たとえば、2015年に発表された「こっちの水苦いぞ」では〈誰のための等閑な再稼働 桜島と川内断層 安全言わない原子力委員長 福島の廃炉想う〉と直接的な憤りを歌のなかに込め、また、2016年発表の「犀か象」では〈全て忘れ犀か象 五年経ったか犀か象/人の手に負えない犀か象…………地震多発も犀か象 舌の根乾き犀か象/神をも畏れない犀か象〉と、一見するとなんのことを歌っているかわからないが、声に出して読めば意味が理解できる皮肉の効いた表現でプロテストソングを歌っている。
沢田研二が自分の表現のなかにプロテストの要素を入れ始めたのは、2008年に憲法9条への祈りを込めた「我が窮状」を発表したときからだ。
〈麗しの国 日本に生まれ誇りも感じているが/忌まわしい時代に 遡るのは賢明じゃない/英霊の涙に変えて 授かった宝だ/この窮状 救うために 声なき声よ集え〉
〈我が窮状 守れないなら 真の平和ありえない〉
このとき、沢田研二は60歳。還暦を祝うコンサートを東京ドームで行うなど勢力的な活動を行っていたが、その一方で考えていたことは、還暦という大台に乗った歌手として、聴衆に発信すべきものとは何か?ということだ。
2012年3月8日付け毎日新聞のインタビューで沢田研二は「結局何が一番大事なのかとなった時、思った。
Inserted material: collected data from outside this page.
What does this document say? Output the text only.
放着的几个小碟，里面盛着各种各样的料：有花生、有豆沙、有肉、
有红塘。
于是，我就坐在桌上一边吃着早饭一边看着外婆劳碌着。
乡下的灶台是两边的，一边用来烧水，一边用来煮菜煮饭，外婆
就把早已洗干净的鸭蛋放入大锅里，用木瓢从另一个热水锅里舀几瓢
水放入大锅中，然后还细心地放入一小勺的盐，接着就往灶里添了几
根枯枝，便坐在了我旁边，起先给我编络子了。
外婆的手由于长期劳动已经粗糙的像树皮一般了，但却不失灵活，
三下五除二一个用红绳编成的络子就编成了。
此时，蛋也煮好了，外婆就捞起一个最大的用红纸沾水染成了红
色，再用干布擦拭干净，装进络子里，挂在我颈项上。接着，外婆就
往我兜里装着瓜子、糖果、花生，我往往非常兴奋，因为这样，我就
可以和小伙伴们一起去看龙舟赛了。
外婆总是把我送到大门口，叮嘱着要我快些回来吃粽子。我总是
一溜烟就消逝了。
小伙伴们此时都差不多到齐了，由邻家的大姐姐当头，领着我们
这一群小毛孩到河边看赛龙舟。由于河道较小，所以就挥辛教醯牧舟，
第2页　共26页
売れる売れないはもう違う。やっぱり『あいつはちゃんと考えている』と思われないと応援する気にならないよな」と語っているが、そこで歌うことにしたのが「我が窮状」であり、それが後の脱原発を歌う一連の楽曲群につながっていく。
もちろん、こういった楽曲を歌うことや、脱原発に関わる運動に参加することに対し、「テレビに出られなくなるよ」などといった脅しをかけながら、ミュージシャンとしてのキャリアを自壊させかねない行為であるとして心配する声もあったという。